July 5, 2020

Faith Matters

posted on: Thursday October 7, 2010

Fr. James Cuddy, O.P. / Contributing Writer

I’m not really the most sensitive guy in the world. To the best of my knowledge, no one has ever used the word “huggy” to describe me. When I go to the movies, I tend to see films in which stuff blows up instead of romantic flicks. (A confession: I did see 50 First Dates, but only because it starred Adam Sandler and I thought it might be like The Waterboy). Anyhow, you get the picture.

That being said, I’ve found the meaning of life, and it sounds funny coming out of the mouth of a guy such as myself. But here it is: the purpose of our existence is to fall in love. That’s why we’re here.

Consider the point on a human level. When a person sees his or her significant other, the heart soars and emotions get stirred up.
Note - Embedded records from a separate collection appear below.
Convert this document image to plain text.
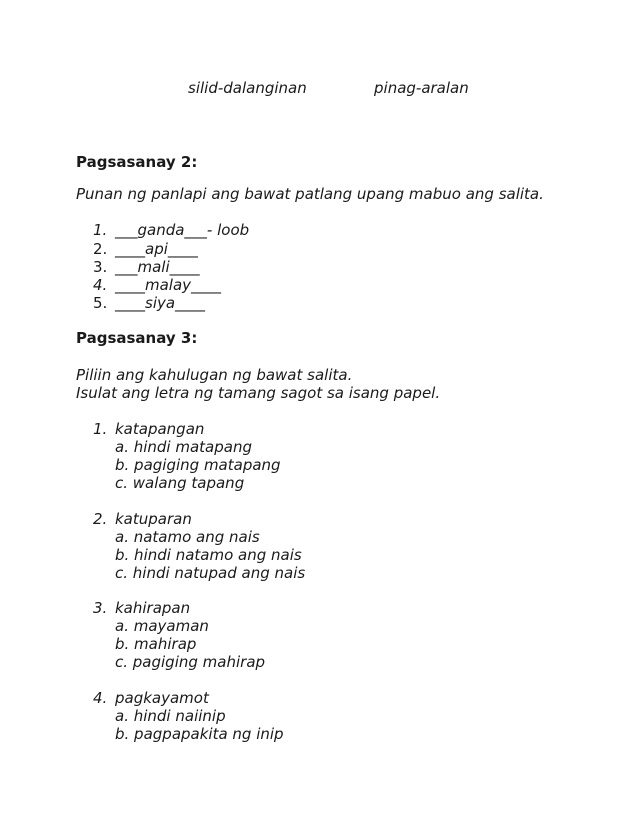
silid-dalanginan	pinag-aralan
Pagsasanay 2:
Punan ng panlapi ang bawat patlang upang mabuo ang salita.
1. ___ganda___- loob
2. ____api____
3. ___mali____
4. ____malay____
5. ____siya____
Pagsasanay 3:
Piliin ang kahulugan ng bawat salita.
Isulat ang letra ng tamang sagot sa isang papel.
1. katapangan
a. hindi matapang
b. pagiging matapang
c. walang tapang
2. katuparan
a. natamo ang nais
b. hindi natamo ang nais
c. hindi natupad ang nais
3. kahirapan
a. mayaman
b. mahirap
c. pagiging mahirap
4. pagkayamot
a. hindi naiinip
b. pagpapakita ng inip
They want to be in the presence of their beloved and shower them with every good thing, even at the risk of looking silly. A favorite example springs to mind from Commencement Week last year. A guy put on his rented tuxedo the morning of the formal and walked into the middle of an agonizingly boring meeting in which his date was stuck. The conversation screeched to a halt as he walked up to his girlfriend, gave her a bouquet of flowers in front of all of the other students, and walked out just as suddenly as he had walked in. (Nice, right?)

Now think of divine love. The goal of being in a relationship with God is not simply to seek the things we need or want. Still less is it merely to fulfill an obligation out of a sense of duty. The whole point is to fall head over heels in love with the One who first loved us. This is the supreme romance, and is better than anything else in the world. When we fall in love with God, we want to be with him, to know him better, and to give him everything. Like the guy in the tuxedo, we want to show our affection in unsparing and magnificent ways.
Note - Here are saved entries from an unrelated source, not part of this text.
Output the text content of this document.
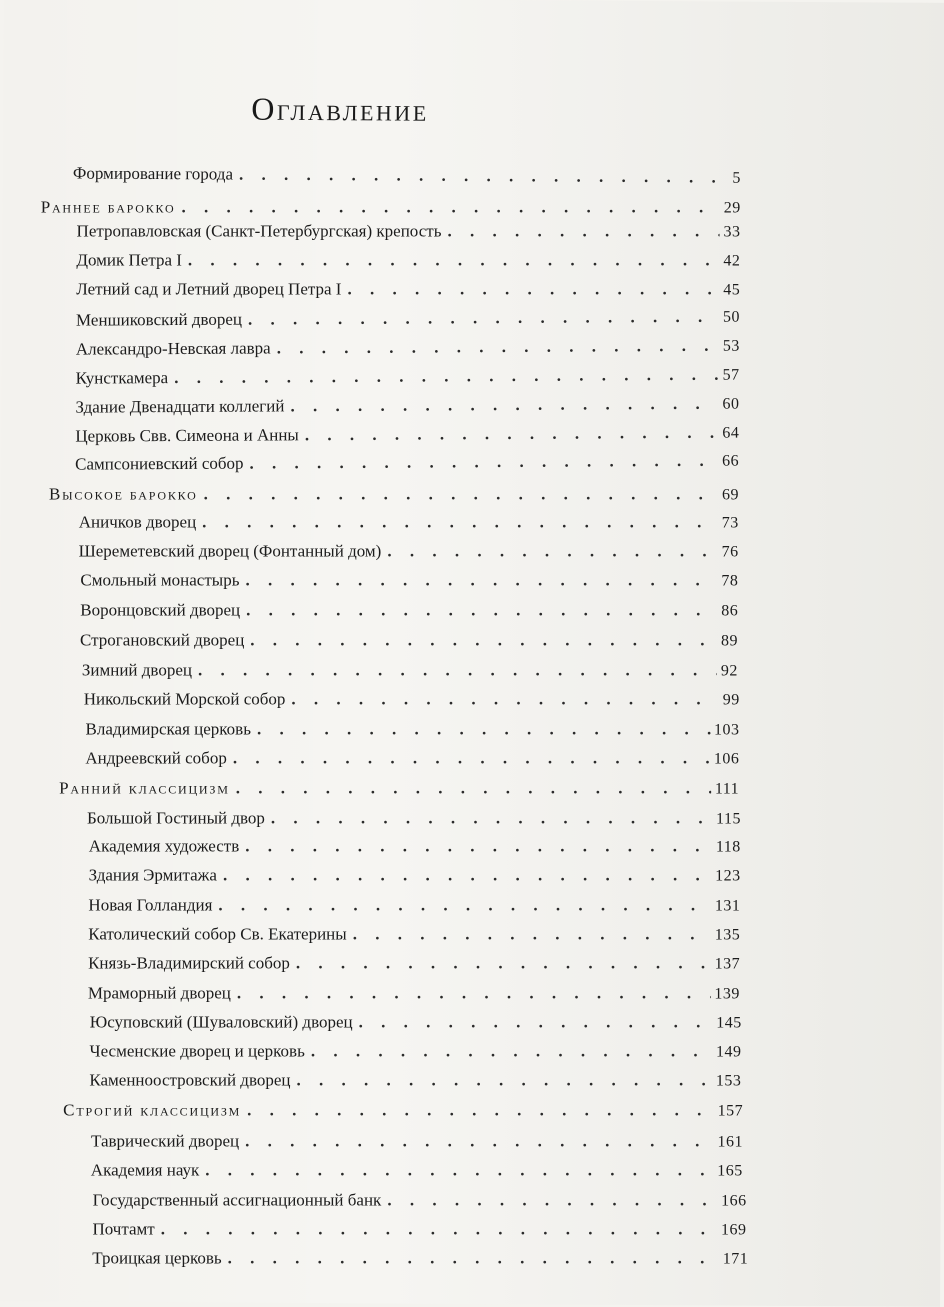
Оглавление
Формирование города . . .	5
Раннее барокко . . .	29
Петропавловская (Санкт-Петербургская) крепость . . .	33
Домик Петра I . . .	42
Летний сад и Летний дворец Петра I . . .	45
Меншиковский дворец . . .	50
Александро-Невская лавра . . .	53
Кунсткамера . . .	57
Здание Двенадцати коллегий . . .	60
Церковь Свв. Симеона и Анны . . .	64
Сампсониевский собор . . .	66
Высокое барокко . . .	69
Аничков дворец . . .	73
Шереметевский дворец (Фонтанный дом) . . .	76
Смольный монастырь . . .	78
Воронцовский дворец . . .	86
Строгановский дворец . . .	89
Зимний дворец . . .	92
Никольский Морской собор . . .	99
Владимирская церковь . . .	103
Андреевский собор . . .	106
Ранний классицизм . . .	111
Большой Гостиный двор . . .	115
Академия художеств . . .	118
Здания Эрмитажа . . .	123
Новая Голландия . . .	131
Католический собор Св. Екатерины . . .	135
Князь-Владимирский собор . . .	137
Мраморный дворец . . .	139
Юсуповский (Шуваловский) дворец . . .	145
Чесменские дворец и церковь . . .	149
Каменноостровский дворец . . .	153
Строгий классицизм . . .	157
Таврический дворец . . .	161
Академия наук . . .	165
Государственный ассигнационный банк . . .	166
Почтамт . . .	169
Троицкая церковь . . .	171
So often we think of prayer — the union of the individual with God — as tedious, boring, and even pointless. The stillness of prayer can make us uncomfortable and we can easily fall prey to all kinds of distractions. Prayer can be hard, to be sure, and it can seem downright impossible for those of us who are beginners. We don’t know where to start and we don’t know what to say.

But isn’t that the way many of our human relationships start? We stutter, we stumble, and we try not to look stupid. But in due course we get better at it. Conversation comes more easily, and eventually can seem effortless. And prayer is the same way. As hard as it is at the beginning, the eventual joy and thrill of knowing and loving God is beyond our wildest dreams. As I said before, it’s the reason that God put us on this earth in the first place. We’re here to fall in love. And for the record, I kind of liked 50 First Dates. There, I said it.